Male genetically modified zebrafish aren’t exactly Casanova’s.
First things first, this is not written as an argument for or against genetic modification. It’s an intense and complicated debate, and shouting or finger-pointing will get us nowhere. Anyway, that’s for another day. Now, it’s time for funky science.
One of the arguments that opponents of genetically modified organisms (or GMOs) often use is the worry about escaping renegade organisms that take over the world (well, at least a part of it). But how realistic is this concern?
One of the first commercially available genetically modified animals was originally developed to detect pollution by glowing when a certain toxin was present. Soon, however, the pet trade potential became obvious. Enter glow-in-the-dark fish (or GloFish®).
Thanks to the use of a jellyfish gene, the first green glowing zebrafish (Danio rero) saw the light in 1999. Since then, other colors and species have joined the ranks of radiant fish. In 2003, they officially invaded the pet trade. In 2011, glow-in-the-dark sushi was prepared by the Center for Genomic Gastronomy. Indeed, these fish were, and are, a commercial success.
Red for Passion? Not so much…
But are they evolutionarily successful as well? With the help of red GloFish®, a research team at Purdue University sought to address this question. An earlier study suggested that female zebrafish strongly preferred GloFish® males over wild ones when the two types of male were kept separate. Does this mean that, if the genetically modified fish enter a wild population, it will end up being composed exclusively out of glowing fish? Imagine that, ponds filled with glow-in-the-dark fish!
Reality, however, is more complex. In wild conditions, our red wannabe-Casanova’s not only have to seduce the females, they have to compete with the wild males for access to females as well.

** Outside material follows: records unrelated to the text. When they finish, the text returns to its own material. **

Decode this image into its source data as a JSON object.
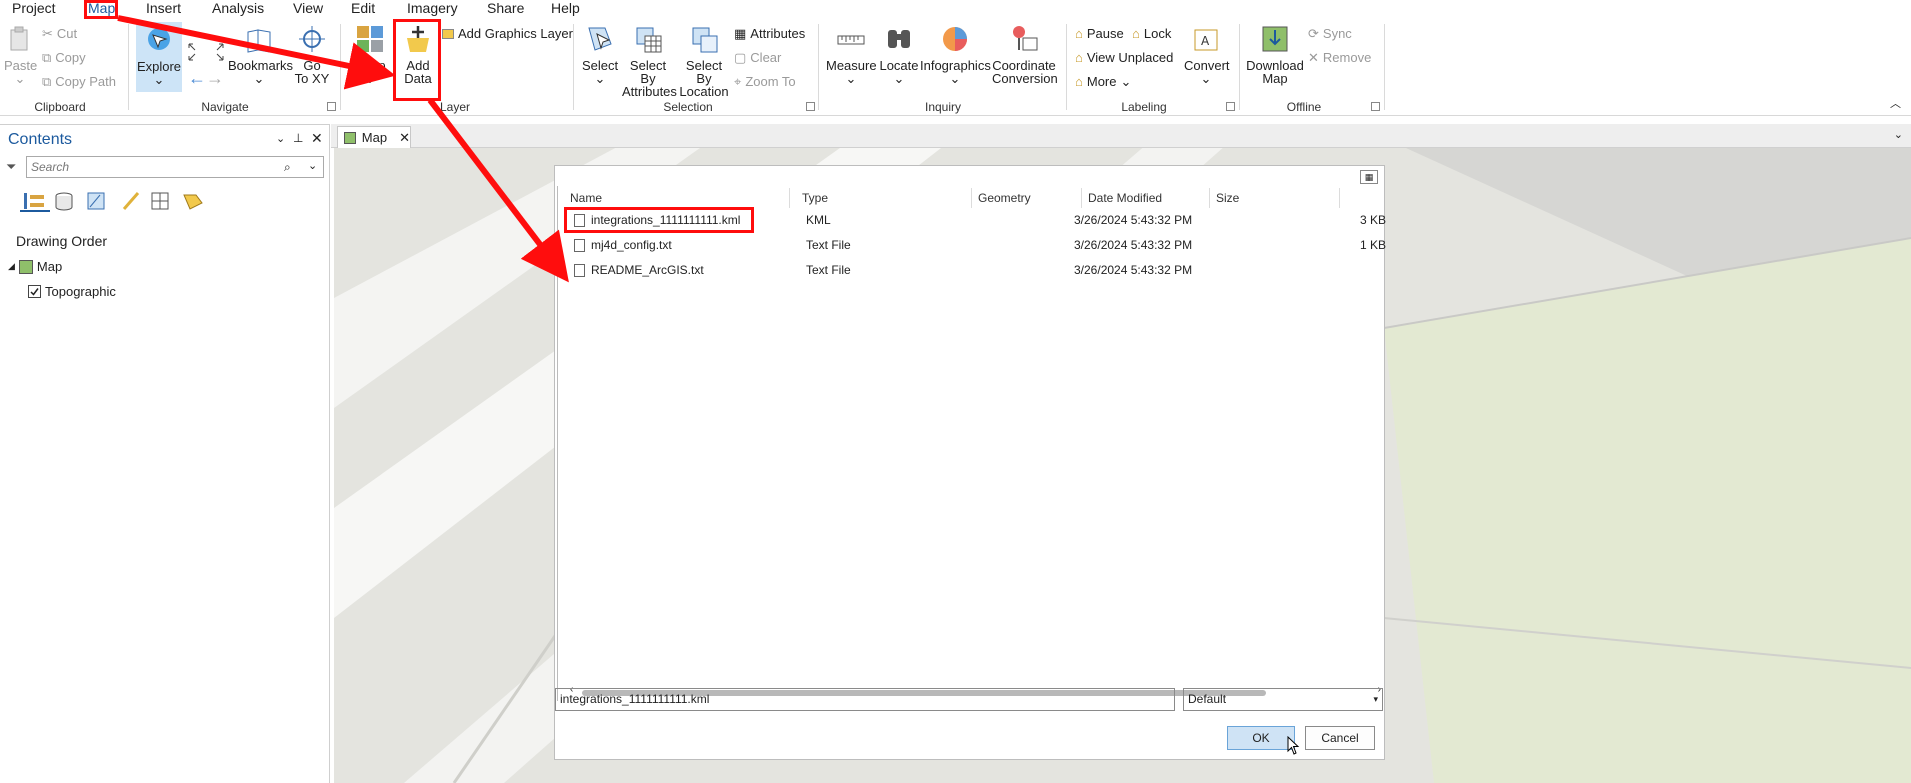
{
  "menubar": {
    "items": [
      "Project",
      "Map",
      "Insert",
      "Analysis",
      "View",
      "Edit",
      "Imagery",
      "Share",
      "Help"
    ]
  },
  "ribbon": {
    "clipboard": {
      "paste": "Paste",
      "cut": "Cut",
      "copy": "Copy",
      "copy_path": "Copy Path",
      "label": "Clipboard"
    },
    "navigate": {
      "explore": "Explore",
      "bookmarks": "Bookmarks",
      "goto_line1": "Go",
      "goto_line2": "To XY",
      "label": "Navigate"
    },
    "layer": {
      "add_data_line1": "Add",
      "add_data_line2": "Data",
      "add_graphics": "Add Graphics Layer",
      "basemap_partial": "p",
      "label": "Layer"
    },
    "selection": {
      "select": "Select",
      "by_attr_line1": "Select By",
      "by_attr_line2": "Attributes",
      "by_loc_line1": "Select By",
      "by_loc_line2": "Location",
      "attributes": "Attributes",
      "clear": "Clear",
      "zoom_to": "Zoom To",
      "label": "Selection"
    },
    "inquiry": {
      "measure": "Measure",
      "locate": "Locate",
      "infographics": "Infographics",
      "coord_line1": "Coordinate",
      "coord_line2": "Conversion",
      "label": "Inquiry"
    },
    "labeling": {
      "pause": "Pause",
      "lock": "Lock",
      "view_unplaced": "View Unplaced",
      "more": "More",
      "convert": "Convert",
      "label": "Labeling"
    },
    "offline": {
      "download_line1": "Download",
      "download_line2": "Map",
      "sync": "Sync",
      "remove": "Remove",
      "label": "Offline"
    }
  },
  "contents": {
    "title": "Contents",
    "search_placeholder": "Search",
    "drawing_order": "Drawing Order",
    "map_item": "Map",
    "layer_item": "Topographic"
  },
  "map_tab": {
    "label": "Map"
  },
  "dialog": {
    "columns": [
      "Name",
      "Type",
      "Geometry",
      "Date Modified",
      "Size"
    ],
    "rows": [
      {
        "name": "integrations_1111111111.kml",
        "type": "KML",
        "geometry": "",
        "date": "3/26/2024 5:43:32 PM",
        "size": "3 KB"
      },
      {
        "name": "mj4d_config.txt",
        "type": "Text File",
        "geometry": "",
        "date": "3/26/2024 5:43:32 PM",
        "size": "1 KB"
      },
      {
        "name": "README_ArcGIS.txt",
        "type": "Text File",
        "geometry": "",
        "date": "3/26/2024 5:43:32 PM",
        "size": ""
      }
    ],
    "filename_value": "integrations_1111111111.kml",
    "filter_value": "Default",
    "ok": "OK",
    "cancel": "Cancel"
  },
  "colors": {
    "accent": "#1c5a9e",
    "annotation": "#ff0d0d",
    "ok_bg": "#cfe3f5"
  }
}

And that, kind readers, seems to be where the true challenge lies. When males had to compete for a female, the wild ones were more successful. They chased the red males much more than vice versa, and were more persistent when chasing females. So, while the study did not uncover any difference in health, fertility and lifespan between the two types of male, the wild ones were more aggressive. The cause of this remains unclear, but the consequence is that the wild guys had 2.5 times as many kids as their red rivals.
To see the evolutionary consequences of this, the research team complemented these behavioural studies with a long-term population experiment. Using data from 15 generations of fish across 18 populations (over 18 500 fish!) they were able to show that, at the moment, glow-in-the dark fish are no evolutionary success story. In all but one population the red males had entirely disappeared from the scene.
Life finds a way
Of course, this study concerns only one species of genetically modified organism. Other GMO’s might be more successful in evolutionary terms. The outcome of genetically modified organisms that escape or are introduced into the wild depends on a lot of factors. On top of that, gene pools are not static. As Ian Malcolm says in Jurassic Park: “Life finds a way.”
But to learn more about the possible outcomes, studies such as these are a great help. What’s more, this study not only combines short-term behavioural experiments with a long-term population study, coupling evolutionary mechanisms and outcomes, but it shows how GMO’s can be a really good study system to address questions that are of interest to pure science as well as to its applied cousin.
Anyway, the lesson here? If you’re a zebrafish and you want to be evolutionary successful, you’ll have to do more than glow in the dark.